President Joe Biden has continued to sign executive actions including, eliminating the use of private prisons, lifting the Muslim ban on immigration, and initiating regulatory actions to combat climate change. Biden and his administration plan to continue making steps towards curbing the coronavirus pandemic, climate change, economic change, health care action (especially with the Affordable Care Act), and immigration. The House Walked Donald Trump’s impeachment bill to the Senate on Monday evening and the official trial will begin on February 9th. In other news, Wall Street is under immense pressure as the Dow Jones Industrial Average fell over 2%. The online trader forum Robin Hood is also under pressure from the public and lawmakers, such as Rep, Alexandria Ocasio-Cortez, and Sen. Ted Cruz, as they curb trading.
Lai Xiaomin, the former head of Chinese state-owned asset management company China Huarong Asset Management Company, was executed this week on bribery charges, an unusually severe penalty for a corruption case. Mr. Xiaomin was one among thousands of officials caught up in a long-running anti-graft campaign championed by Chinese President Xi Jinping. In other news, Indian and Chinese soldiers clashed along the disputed Himalayan border this week. Details surrounding the skirmish remain scant, but reports indicate injuries on both sides. Since this summer, both China and India have sought to ease tensions, but an estimated 100,000 troops remain on opposite sides of the border.
The Chinese government announced this week that it would no longer recognize the British National Overseas (BNO) passport as a valid travel document or form of identification. The move came just hours after the United Kingdom announced that it would begin taking applications for BNO visas, which could permit an estimated 5.4 million Hong Kong citizens to be eligible to live and work in the United Kingdom for five years and then apply for citizenship. The United Kingdom claims that Beijing’s imposition of new, restrictive national security measures in Hong Kong breaches the terms of the 1997 agreement which saw Hong Kong switch from British to Chinese control.
Prominent journalist and government critic Hopewell Chin’ono, who was accused of publishing falsehoods on Twitter, was granted bail this week.
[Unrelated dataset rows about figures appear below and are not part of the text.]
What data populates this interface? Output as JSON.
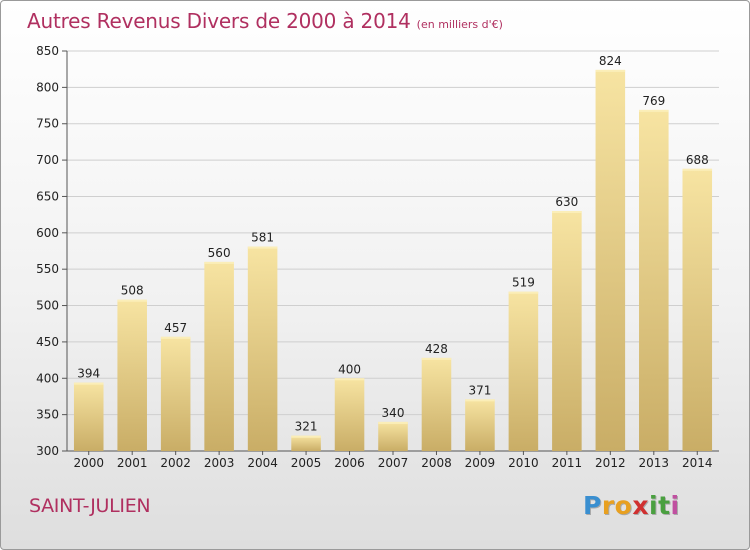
{
  "title": "Autres Revenus Divers de 2000 à 2014",
  "subtitle": "(en milliers d'€)",
  "commune": "SAINT-JULIEN",
  "logo": {
    "letters": [
      "P",
      "r",
      "o",
      "x",
      "i",
      "t",
      "i"
    ],
    "colors": [
      "#3a8fd0",
      "#e8a020",
      "#e8a020",
      "#d03030",
      "#4aa040",
      "#4aa040",
      "#c050a0"
    ]
  },
  "colors": {
    "title": "#b03060",
    "bar_light": "#f7e4a2",
    "bar_dark": "#c9ad66",
    "grid": "#cfcfcf"
  },
  "chart_data": {
    "type": "bar",
    "title": "Autres Revenus Divers de 2000 à 2014",
    "subtitle": "(en milliers d'€)",
    "xlabel": "",
    "ylabel": "",
    "categories": [
      "2000",
      "2001",
      "2002",
      "2003",
      "2004",
      "2005",
      "2006",
      "2007",
      "2008",
      "2009",
      "2010",
      "2011",
      "2012",
      "2013",
      "2014"
    ],
    "values": [
      394,
      508,
      457,
      560,
      581,
      321,
      400,
      340,
      428,
      371,
      519,
      630,
      824,
      769,
      688
    ],
    "ylim": [
      300,
      850
    ],
    "yticks": [
      300,
      350,
      400,
      450,
      500,
      550,
      600,
      650,
      700,
      750,
      800,
      850
    ],
    "grid": true
  }
}
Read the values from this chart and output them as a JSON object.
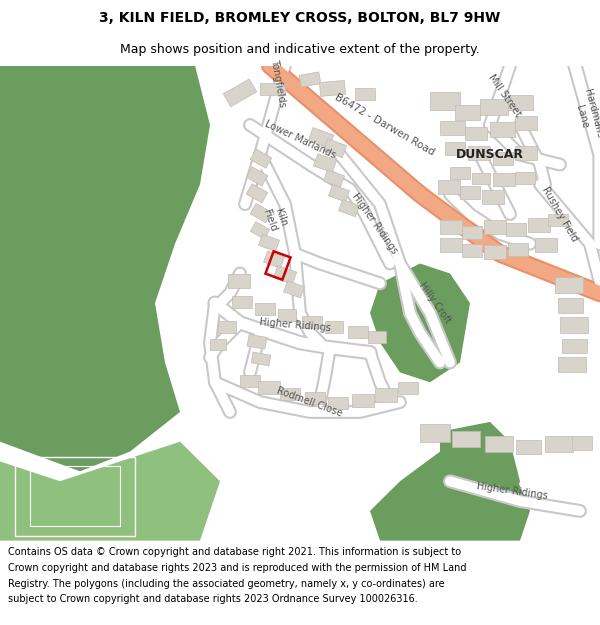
{
  "title_line1": "3, KILN FIELD, BROMLEY CROSS, BOLTON, BL7 9HW",
  "title_line2": "Map shows position and indicative extent of the property.",
  "copyright_text": "Contains OS data © Crown copyright and database right 2021. This information is subject to Crown copyright and database rights 2023 and is reproduced with the permission of HM Land Registry. The polygons (including the associated geometry, namely x, y co-ordinates) are subject to Crown copyright and database rights 2023 Ordnance Survey 100026316.",
  "fig_width": 6.0,
  "fig_height": 6.25,
  "map_bg": "#ffffff",
  "title_fontsize": 10.0,
  "subtitle_fontsize": 9.0,
  "copyright_fontsize": 7.0,
  "green_color": "#6b9e5e",
  "green_color2": "#8fc07e",
  "road_fill": "#ffffff",
  "road_edge": "#c8c8c8",
  "highlight_fill": "#f2a882",
  "highlight_edge": "#e8906a",
  "building_color": "#d8d4cc",
  "building_edge": "#c0bcb4",
  "plot_edgecolor": "#cc0000",
  "plot_linewidth": 1.8,
  "text_color": "#555555",
  "dunscar_color": "#222222"
}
One of the bail conditions being required by the court is that Chin’ono stop using his Twitter account to “incite the holding of mass demonstrations.” Also in Zimbabwe, there has been controversy over remarks made by Nick Mangwana, a spokesman for the government. He suggested that the recent deaths of four cabinet members due to COVID-19 were carried out by “political activists hiding behind medical qualifications,” who he deemed “medical assassins.” Mangwana has since apologized for his comments, but the conspiracy theory continues to spread.
Amid the Covid-19 uptick in the country, the new South African variant has been detected in Cuba. This comes as the country announces its high hopes for their Sovereign II vaccine as it enters the second round of human trials. In other news, tensions continue to grow between the government and the art community. A group of young Cuban artists gathered in from of the ministry on Wednesday but were pushed away by a large crowd. They said they were violently removed at the crowd was led by the minister himself. The crowd was forced onto a bus and taken to a police station but was later released. It is clear that despite agreeing to negotiations, the government has no intention of making a deal with the artists right now.